I've come across some work on free indirect speech/style recently, and have come up with  questions:
If our character's speech and thoughts are being filtered directly through to us by the narrator, what does this say of the omniscience of our narrator? If the narrator cannot then be omniscient in every aspect of the story, what does this say of the reliability of the narrator?


Tiny dog biting off more than he can chew.
I don't care: I'm eating it!
These are big questions to answer, and I might not be the best person to do so, but it's buzzing through my head now, so I have to deal with it, for my own sake if nothing else.

Inherently, we must be able to invest some trust in our narrator. We depend on her to guide us through the story to elucidate for us enough to move the story forward without bogging us down in unnecessary detail or stream of consciousness to no purpose. She must, like our poor, overwrought hippocampus, help us to forget that which isn't important, while ensuring that everything essential is presented for assimilation into the narrative.

So, if our narrator is capable or reading the minds of our heroes, there can surely be no excuse for withholding anything from us? At that point, we cannot have mystery, twists or reveals without our narrator becoming somewhat untrustworthy and unreliable.

The Balance of Reliable and Omniscient

In order for our narrator to become both capable of free indirectness and being sufficiently vague on other parts of the story, they must be within the story. A friend of the main character might know them well enough to know what's going through their minds. Perhaps we're getting thoughts reported to the narrator later (at which point they become a second-hand witness).
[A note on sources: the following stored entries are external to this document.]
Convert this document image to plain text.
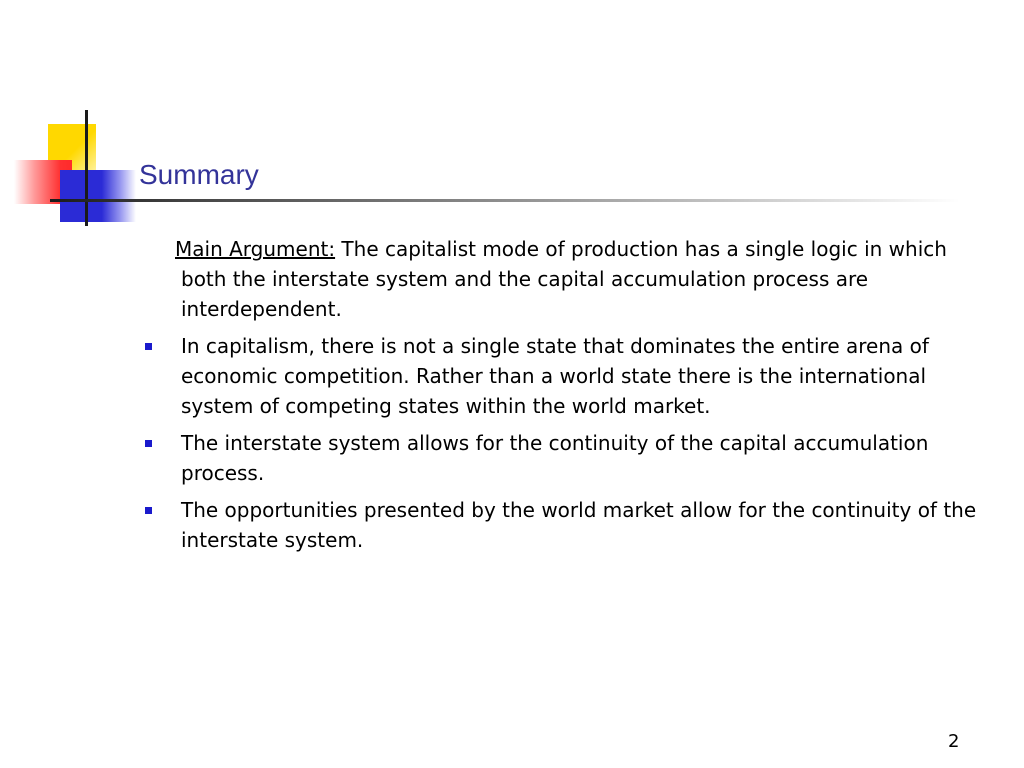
Summary

Main Argument: The capitalist mode of production has a single logic in which both the interstate system and the capital accumulation process are interdependent.

In capitalism, there is not a single state that dominates the entire arena of economic competition. Rather than a world state there is the international system of competing states within the world market.
The interstate system allows for the continuity of the capital accumulation process.
The opportunities presented by the world market allow for the continuity of the interstate system.
2
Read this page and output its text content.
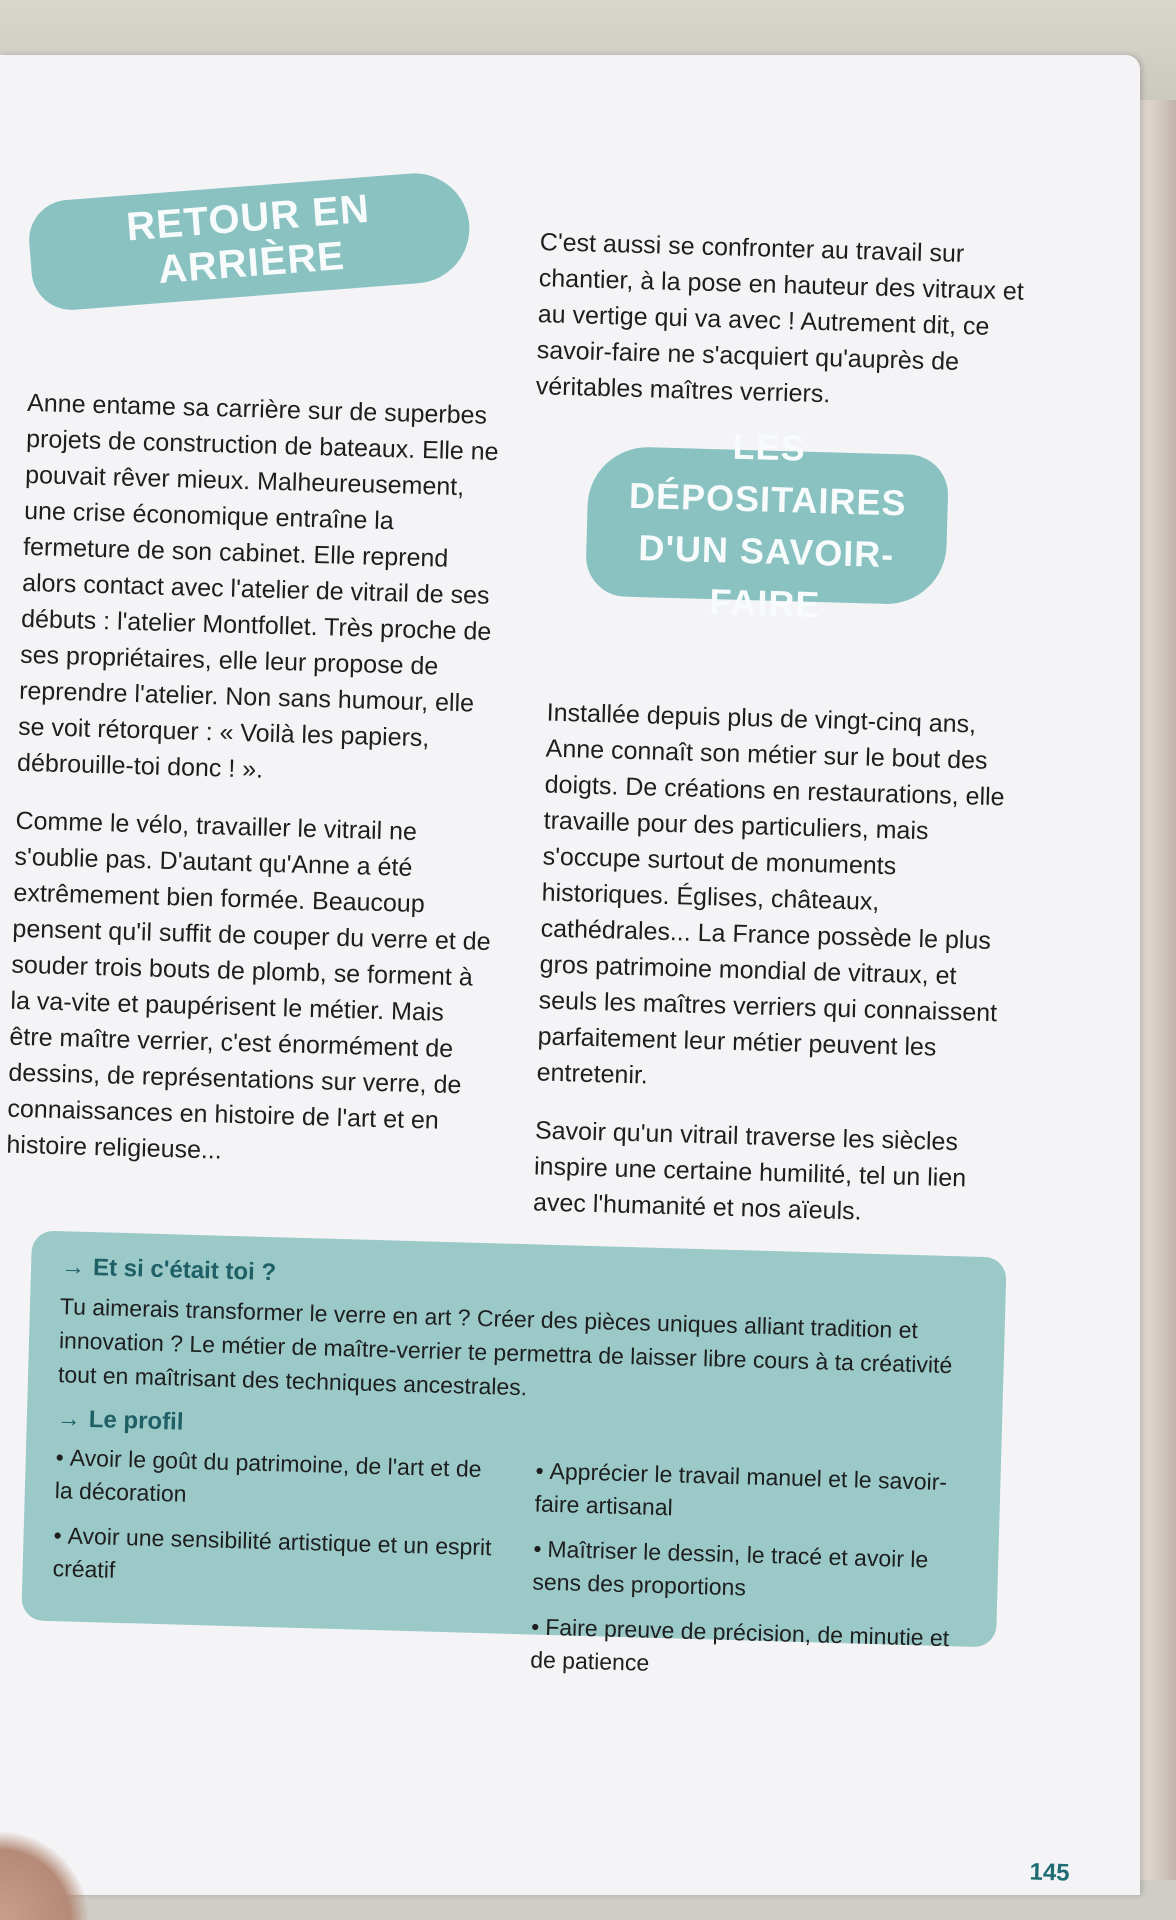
RETOUR EN ARRIÈRE	C'est aussi se confronter au travail sur chantier, à la pose en hauteur des vitraux et au vertige qui va avec ! Autrement dit, ce savoir-faire ne s'acquiert qu'auprès de véritables maîtres verriers.

Anne entame sa carrière sur de superbes projets de construction de bateaux. Elle ne pouvait rêver mieux. Malheureusement, une crise économique entraîne la fermeture de son cabinet. Elle reprend alors contact avec l'atelier de vitrail de ses débuts : l'atelier Montfollet. Très proche de ses propriétaires, elle leur propose de reprendre l'atelier. Non sans humour, elle se voit rétorquer : « Voilà les papiers, débrouille-toi donc ! ».

Comme le vélo, travailler le vitrail ne s'oublie pas. D'autant qu'Anne a été extrêmement bien formée. Beaucoup pensent qu'il suffit de couper du verre et de souder trois bouts de plomb, se forment à la va-vite et paupérisent le métier. Mais être maître verrier, c'est énormément de dessins, de représentations sur verre, de connaissances en histoire de l'art et en histoire religieuse...

LES DÉPOSITAIRES
D'UN SAVOIR-FAIRE

Installée depuis plus de vingt-cinq ans, Anne connaît son métier sur le bout des doigts. De créations en restaurations, elle travaille pour des particuliers, mais s'occupe surtout de monuments historiques. Églises, châteaux, cathédrales... La France possède le plus gros patrimoine mondial de vitraux, et seuls les maîtres verriers qui connaissent parfaitement leur métier peuvent les entretenir.

Savoir qu'un vitrail traverse les siècles inspire une certaine humilité, tel un lien avec l'humanité et nos aïeuls.

→ Et si c'était toi ?

Tu aimerais transformer le verre en art ? Créer des pièces uniques alliant tradition et innovation ? Le métier de maître-verrier te permettra de laisser libre cours à ta créativité tout en maîtrisant des techniques ancestrales.

→ Le profil
• Avoir le goût du patrimoine, de l'art et de la décoration
• Avoir une sensibilité artistique et un esprit créatif
• Apprécier le travail manuel et le savoir-faire artisanal
• Maîtriser le dessin, le tracé et avoir le sens des proportions
• Faire preuve de précision, de minutie et de patience
145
This puts them close enough to events to have proximal knowledge, but with the same restriction on not knowing everything that went on.

The problem here is that this narrator then becomes a protagonist, if not the main protagonist. How do we trust them to be unbiased on the rest of the story? (I've not had to worry about this in my own writing: my characters are ghosts whose emotions run off them like a physical force. Everyone knows what they're feeling.)

Frodo speaking to Gandalf "All right, then. Keep your secrets."
This differs from the 'unreliable narrator' which I will discuss in a different post. When the free indirect style is in use, we are suddenly aware of the author-as-narrator. Jane Austen used this style famously and would often directly address the reader during writing. However, she did so in the voice of the character who was also the narrator. The free indirect style gives us unfiltered access to the thoughts and feelings of the character, but spoken as though by another. Does this disjoint, where the narrator gains omniscience and it is shown to us, make it difficult to accept that the thoughts of others are denied to us?

Well, perhaps not if it is managed correctly. If the narrator is consistently the only power who shares their thoughts with us as directly as indirect free permits, then this becomes the cornerstone on which we base the narration. If indirect free is used for some characters and not others, then it becomes a cheat or worse, it exposes those whose thoughts we are not permitted to know. Such an incongruity leads to distrust and the ending will feel slightly dishonest.

Those are my thoughts. Do you agree?